In both these cases, the change was appropriate and acceptable. On the other hand, we are now approaching another national holiday – Thanksgiving Day – which has not had a name change but has been transformed in other ways.

The origins of our Thanksgiving holiday tradition can be traced to two events, one in 1619 in Virginia – which is well recorded – and a less well documented, but much better known, 1621 celebration at Plymouth in present-day Massachusetts. In 1619 the arrival of 38 English settlers in Charles City County, Virginia, prompted a religious celebration decreed by the group’s charter from the London Company, requiring “that the day of our ships arrival at the place assigned … in the land of Virginia shall be yearly and perpetually kept holy as a day of thanksgiving to Almighty God.”

The 1621 Plymouth feast of thanksgiving was occasioned by a good harvest and was likewise a celebration of thanks to God.

Through the early years of our country various celebrations of thanksgiving have been held in different parts of the nation, but the declarations of these days all had one theme in common – thanks to God.

For example, the first President of the United States, George Washington, proclaimed Nov. 26, 1789, “as a day of public thanksgiving and prayer, to be observed by acknowledging with grateful hearts the many and signal favours (sic) of Almighty God” Thanksgiving was also officially called for in all states in 1863 by President Abraham Lincoln who proclaimed a day of national Thanksgiving on the final Thursday in November, explicitly in celebration of the “bounties” that had continued to bless the country. The holiday was annually proclaimed by every president thereafter, and the date chosen, with few exceptions, was the last Thursday in November.

But the holiday celebration gradually departed from its religious roots to more secular traditions. Thanksgiving Day football games beginning with Yale versus Princeton in 1876 – along with feasts featuring turkey – have essentially replaced religious celebrations and dominate the holiday scene.
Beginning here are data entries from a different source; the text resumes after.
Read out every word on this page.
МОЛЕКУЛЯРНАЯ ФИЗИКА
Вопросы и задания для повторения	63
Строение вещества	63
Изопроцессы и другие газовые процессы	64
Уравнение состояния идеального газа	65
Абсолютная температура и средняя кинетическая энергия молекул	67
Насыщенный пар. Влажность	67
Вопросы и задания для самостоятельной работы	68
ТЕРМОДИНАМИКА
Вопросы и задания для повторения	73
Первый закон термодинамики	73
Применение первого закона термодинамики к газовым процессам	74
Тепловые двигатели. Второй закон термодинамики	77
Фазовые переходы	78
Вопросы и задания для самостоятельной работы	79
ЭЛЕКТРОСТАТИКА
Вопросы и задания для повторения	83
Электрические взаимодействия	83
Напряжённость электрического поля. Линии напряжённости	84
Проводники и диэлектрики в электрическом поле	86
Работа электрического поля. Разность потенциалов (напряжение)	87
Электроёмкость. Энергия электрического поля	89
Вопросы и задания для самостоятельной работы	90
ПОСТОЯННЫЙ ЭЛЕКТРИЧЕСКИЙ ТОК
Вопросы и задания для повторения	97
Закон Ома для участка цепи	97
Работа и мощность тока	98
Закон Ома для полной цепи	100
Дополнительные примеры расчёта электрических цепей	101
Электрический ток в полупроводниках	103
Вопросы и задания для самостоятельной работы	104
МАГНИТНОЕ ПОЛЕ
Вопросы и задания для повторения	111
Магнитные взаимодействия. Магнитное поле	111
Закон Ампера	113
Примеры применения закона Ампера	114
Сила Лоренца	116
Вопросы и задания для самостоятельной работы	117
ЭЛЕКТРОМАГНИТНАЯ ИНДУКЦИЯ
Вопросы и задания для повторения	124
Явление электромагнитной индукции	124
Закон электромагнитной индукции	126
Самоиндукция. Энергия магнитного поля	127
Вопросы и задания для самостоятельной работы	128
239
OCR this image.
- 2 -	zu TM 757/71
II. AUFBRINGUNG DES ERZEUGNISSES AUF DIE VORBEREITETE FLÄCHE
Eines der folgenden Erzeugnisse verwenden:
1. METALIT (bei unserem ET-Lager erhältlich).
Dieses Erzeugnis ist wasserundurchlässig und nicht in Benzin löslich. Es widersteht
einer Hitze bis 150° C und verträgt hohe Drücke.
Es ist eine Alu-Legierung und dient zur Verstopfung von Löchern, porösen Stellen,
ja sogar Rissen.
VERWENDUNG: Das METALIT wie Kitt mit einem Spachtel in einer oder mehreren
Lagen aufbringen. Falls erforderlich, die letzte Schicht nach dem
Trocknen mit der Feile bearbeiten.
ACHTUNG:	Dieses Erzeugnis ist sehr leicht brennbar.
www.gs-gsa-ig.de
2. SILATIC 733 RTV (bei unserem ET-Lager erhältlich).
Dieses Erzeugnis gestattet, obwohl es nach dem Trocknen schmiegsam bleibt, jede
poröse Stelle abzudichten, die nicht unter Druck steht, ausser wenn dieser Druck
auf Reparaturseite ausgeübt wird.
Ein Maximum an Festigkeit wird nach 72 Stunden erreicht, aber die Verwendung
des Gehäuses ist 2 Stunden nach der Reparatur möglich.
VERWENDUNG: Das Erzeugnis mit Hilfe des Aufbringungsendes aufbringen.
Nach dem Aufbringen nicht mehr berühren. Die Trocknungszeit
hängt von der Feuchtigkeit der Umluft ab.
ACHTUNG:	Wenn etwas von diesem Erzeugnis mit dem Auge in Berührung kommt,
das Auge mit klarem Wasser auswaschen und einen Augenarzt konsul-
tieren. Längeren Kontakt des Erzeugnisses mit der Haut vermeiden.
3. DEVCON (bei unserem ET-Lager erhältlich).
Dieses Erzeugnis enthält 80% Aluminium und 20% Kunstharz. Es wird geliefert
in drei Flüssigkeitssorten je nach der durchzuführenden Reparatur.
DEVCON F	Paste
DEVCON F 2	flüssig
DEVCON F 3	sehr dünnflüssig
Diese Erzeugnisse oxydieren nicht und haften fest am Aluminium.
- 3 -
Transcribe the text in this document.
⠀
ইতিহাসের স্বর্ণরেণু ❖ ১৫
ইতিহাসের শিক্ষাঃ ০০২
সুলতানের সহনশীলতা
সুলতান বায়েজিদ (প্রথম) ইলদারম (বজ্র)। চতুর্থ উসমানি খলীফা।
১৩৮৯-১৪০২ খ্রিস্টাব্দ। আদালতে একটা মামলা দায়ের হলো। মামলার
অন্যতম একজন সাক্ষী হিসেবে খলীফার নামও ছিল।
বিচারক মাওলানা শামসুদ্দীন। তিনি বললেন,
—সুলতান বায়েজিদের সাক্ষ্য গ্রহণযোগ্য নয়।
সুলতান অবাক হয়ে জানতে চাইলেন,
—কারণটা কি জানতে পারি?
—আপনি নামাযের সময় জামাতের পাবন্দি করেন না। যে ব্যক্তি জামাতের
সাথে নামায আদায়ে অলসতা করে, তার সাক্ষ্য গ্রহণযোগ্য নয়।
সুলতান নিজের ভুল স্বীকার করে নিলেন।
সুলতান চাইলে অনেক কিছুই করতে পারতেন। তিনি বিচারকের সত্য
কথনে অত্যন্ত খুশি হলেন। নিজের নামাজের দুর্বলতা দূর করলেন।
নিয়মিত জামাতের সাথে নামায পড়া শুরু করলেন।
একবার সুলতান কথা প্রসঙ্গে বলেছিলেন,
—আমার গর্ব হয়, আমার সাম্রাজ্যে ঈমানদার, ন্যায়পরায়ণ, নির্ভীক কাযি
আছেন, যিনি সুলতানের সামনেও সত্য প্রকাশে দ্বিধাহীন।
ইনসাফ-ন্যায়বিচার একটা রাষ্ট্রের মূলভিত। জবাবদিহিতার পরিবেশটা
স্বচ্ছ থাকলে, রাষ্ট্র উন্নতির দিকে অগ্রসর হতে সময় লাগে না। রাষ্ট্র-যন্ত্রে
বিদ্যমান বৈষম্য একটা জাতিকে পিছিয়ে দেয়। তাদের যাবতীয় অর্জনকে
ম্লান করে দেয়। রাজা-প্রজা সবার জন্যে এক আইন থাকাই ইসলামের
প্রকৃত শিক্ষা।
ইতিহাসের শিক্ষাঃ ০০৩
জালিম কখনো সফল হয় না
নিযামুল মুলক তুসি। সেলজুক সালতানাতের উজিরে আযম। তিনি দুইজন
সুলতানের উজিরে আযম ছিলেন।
The holiday has also taken on the trappings of a prelude to the Christmas shopping season.

Nearly a hundred years ago in 1920 Gimbel’s department store in Philadelphia staged a Thanksgiving parade of about 50 people with Santa Claus at the rear of the procession thus welcoming in the Christmas shopping season. Since 1924 the annual Macy’s Thanksgiving Day parade in New York City has continued the parade tradition with huge balloons being featured since 1927. Other communities throughout the country now have their own Thanksgiving parades, “Turkey Trots”, pumpkin tosses, and such, but they don’t reflect the original theme of the holiday – “a day of thanksgiving to Almighty God.”
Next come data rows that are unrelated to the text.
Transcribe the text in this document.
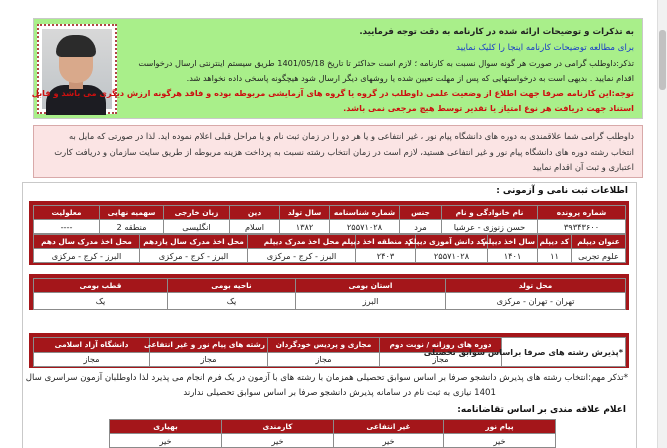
به تذکرات و توضیحات ارائه شده در کارنامه به دقت توجه فرمایید.
برای مطالعه توضیحات کارنامه اینجا را کلیک نمایید
تذکر:داوطلب گرامی در صورت هر گونه سوال نسبت به کارنامه ؛ لازم است حداکثر تا تاریخ 1401/05/18 طریق سیستم اینترنتی ارسال درخواست
اقدام نمایید . بدیهی است به درخواستهایی که پس از مهلت تعیین شده یا روشهای دیگر ارسال شود هیچگونه پاسخی داده نخواهد شد.
توجه:این کارنامه صرفا جهت اطلاع از وضعیت علمی داوطلب در گروه یا گروه های آزمایشی مربوطه بوده و فاقد هرگونه ارزش دیگری می باشد و قابل
استناد جهت دریافت هر نوع امتیاز یا تقدیر توسط هیچ مرجعی نمی باشد.
داوطلب گرامی شما علاقمندی به دوره های دانشگاه پیام نور ، غیر انتفاعی و یا هر دو را در زمان ثبت نام و یا مراحل قبلی اعلام نموده اید. لذا در صورتی که مایل به
انتخاب رشته دوره های دانشگاه پیام نور و غیر انتفاعی هستید، لازم است در زمان انتخاب رشته نسبت به پرداخت هزینه مربوطه از طریق سایت سازمان و دریافت کارت
اعتباری و ثبت آن اقدام نمایید
اطلاعات ثبت نامی و آزمونی :
شماره پرونده	نام خانوادگی و نام	جنس	شماره شناسنامه	سال تولد	دین	زبان خارجی	سهمیه نهایی	معلولیت
۳۹۳۴۳۶۰۰	حسن زنوزی - عرشیا	مرد	۲۵۵۷۱۰۲۸	۱۳۸۲	اسلام	انگلیسی	منطقه 2	----
عنوان دیپلم	کد دیپلم	سال اخذ دیپلم	کد دانش آموزی دیپلم	کد منطقه اخذ دیپلم	محل اخذ مدرک دیپلم	محل اخذ مدرک سال یازدهم	محل اخذ مدرک سال دهم
علوم تجربی	۱۱	۱۴۰۱	۲۵۵۷۱۰۲۸	۲۴۰۳	البرز - کرج - مرکزی	البرز - کرج - مرکزی	البرز - کرج - مرکزی
محل تولد	استان بومی	ناحیه بومی	قطب بومی
تهران - تهران - مرکزی	البرز	یک	یک
*پذیرش رشته های صرفا براساس سوابق تحصیلی	دوره های روزانه / نوبت دوم	مجازی و پردیس خودگردان	رشته های پیام نور و غیر انتفاعی	دانشگاه آزاد اسلامی
	مجاز	مجاز	مجاز	مجاز
*تذکر مهم:انتخاب رشته های پذیرش دانشجو صرفا بر اساس سوابق تحصیلی همزمان با رشته های با آزمون در یک فرم انجام می پذیرد لذا داوطلبان آزمون سراسری سال
1401 نیازی به ثبت نام در سامانه پذیرش دانشجو صرفا بر اساس سوابق تحصیلی ندارند
اعلام علاقه مندی بر اساس تقاضانامه:
پیام نور	غیر انتفاعی	کارمندی	بهیاری
خیر	خیر	خیر	خیر
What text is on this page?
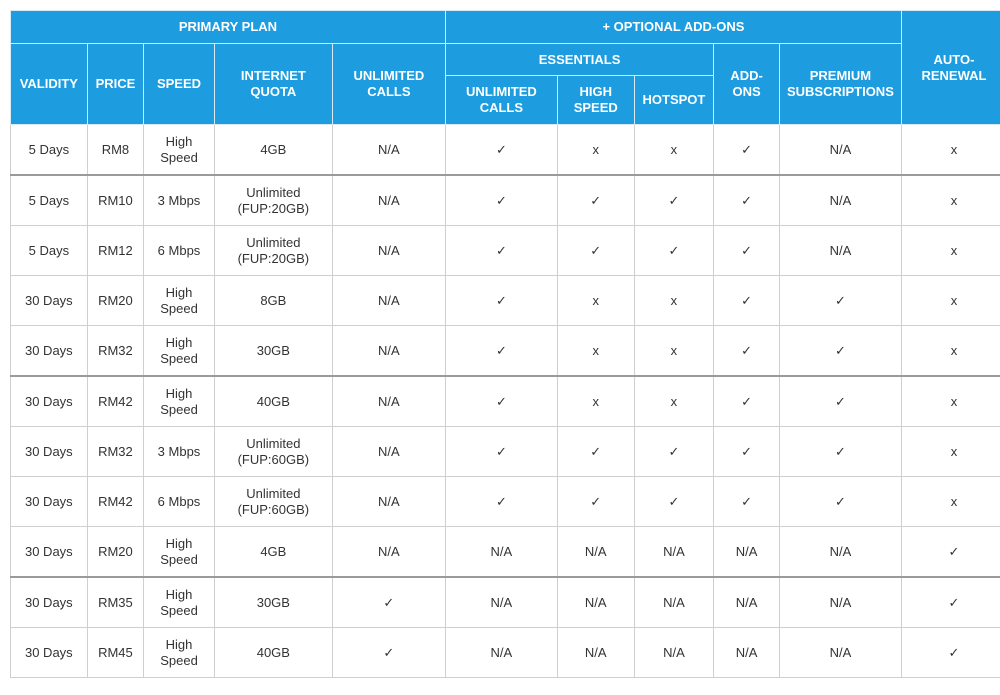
PRIMARY PLAN					+ OPTIONAL ADD-ONS					AUTO-RENEWAL
VALIDITY	PRICE	SPEED	INTERNET QUOTA	UNLIMITED CALLS	ESSENTIALS			ADD-ONS	PREMIUM SUBSCRIPTIONS	
					UNLIMITED CALLS	HIGH SPEED	HOTSPOT			
5 Days	RM8	High Speed	4GB	N/A	✓	x	x	✓	N/A	x
5 Days	RM10	3 Mbps	Unlimited (FUP:20GB)	N/A	✓	✓	✓	✓	N/A	x
5 Days	RM12	6 Mbps	Unlimited (FUP:20GB)	N/A	✓	✓	✓	✓	N/A	x
30 Days	RM20	High Speed	8GB	N/A	✓	x	x	✓	✓	x
30 Days	RM32	High Speed	30GB	N/A	✓	x	x	✓	✓	x
30 Days	RM42	High Speed	40GB	N/A	✓	x	x	✓	✓	x
30 Days	RM32	3 Mbps	Unlimited (FUP:60GB)	N/A	✓	✓	✓	✓	✓	x
30 Days	RM42	6 Mbps	Unlimited (FUP:60GB)	N/A	✓	✓	✓	✓	✓	x
30 Days	RM20	High Speed	4GB	N/A	N/A	N/A	N/A	N/A	N/A	✓
30 Days	RM35	High Speed	30GB	✓	N/A	N/A	N/A	N/A	N/A	✓
30 Days	RM45	High Speed	40GB	✓	N/A	N/A	N/A	N/A	N/A	✓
In keeping with this dramatic change, another unofficial holiday has emerged. The term Black Friday, the day following Thanksgiving Day, became widely recognized in the early 2000’s and since 2005 has been acknowledged as the busiest shopping day of the year in the United States. Today, Black Friday promotions and sales have been extended from the end of October through the early part of December thus surrounding and diminishing the celebration of what was formerly a day of thanksgiving. Ah! Progress!
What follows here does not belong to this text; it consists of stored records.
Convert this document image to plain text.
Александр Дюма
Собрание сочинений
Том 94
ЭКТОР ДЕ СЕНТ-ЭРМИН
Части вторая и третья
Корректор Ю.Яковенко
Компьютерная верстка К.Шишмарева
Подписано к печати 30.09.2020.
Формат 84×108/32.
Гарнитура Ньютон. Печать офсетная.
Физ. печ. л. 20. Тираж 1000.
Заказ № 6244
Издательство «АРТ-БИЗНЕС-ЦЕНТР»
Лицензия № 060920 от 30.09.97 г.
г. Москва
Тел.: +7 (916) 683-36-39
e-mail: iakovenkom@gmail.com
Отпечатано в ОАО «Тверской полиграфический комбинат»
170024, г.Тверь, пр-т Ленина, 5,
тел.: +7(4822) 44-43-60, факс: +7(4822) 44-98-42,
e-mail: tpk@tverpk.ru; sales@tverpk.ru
Well, one Thanksgiving tradition is still celebrated – the gathering of family and friends sharing a festive meal. A current manifestation of this custom often extends to churches, civic organizations, and communities providing free turkey dinners to any and all. Yep, I think this is one way we are still offering thanks for the blessings this country continues to receive – by sharing our abundance. And so I figure we should include family and friends to feasting and football as characteristic of today’s Thanksgiving celebrations. At least that’s how it seems to me.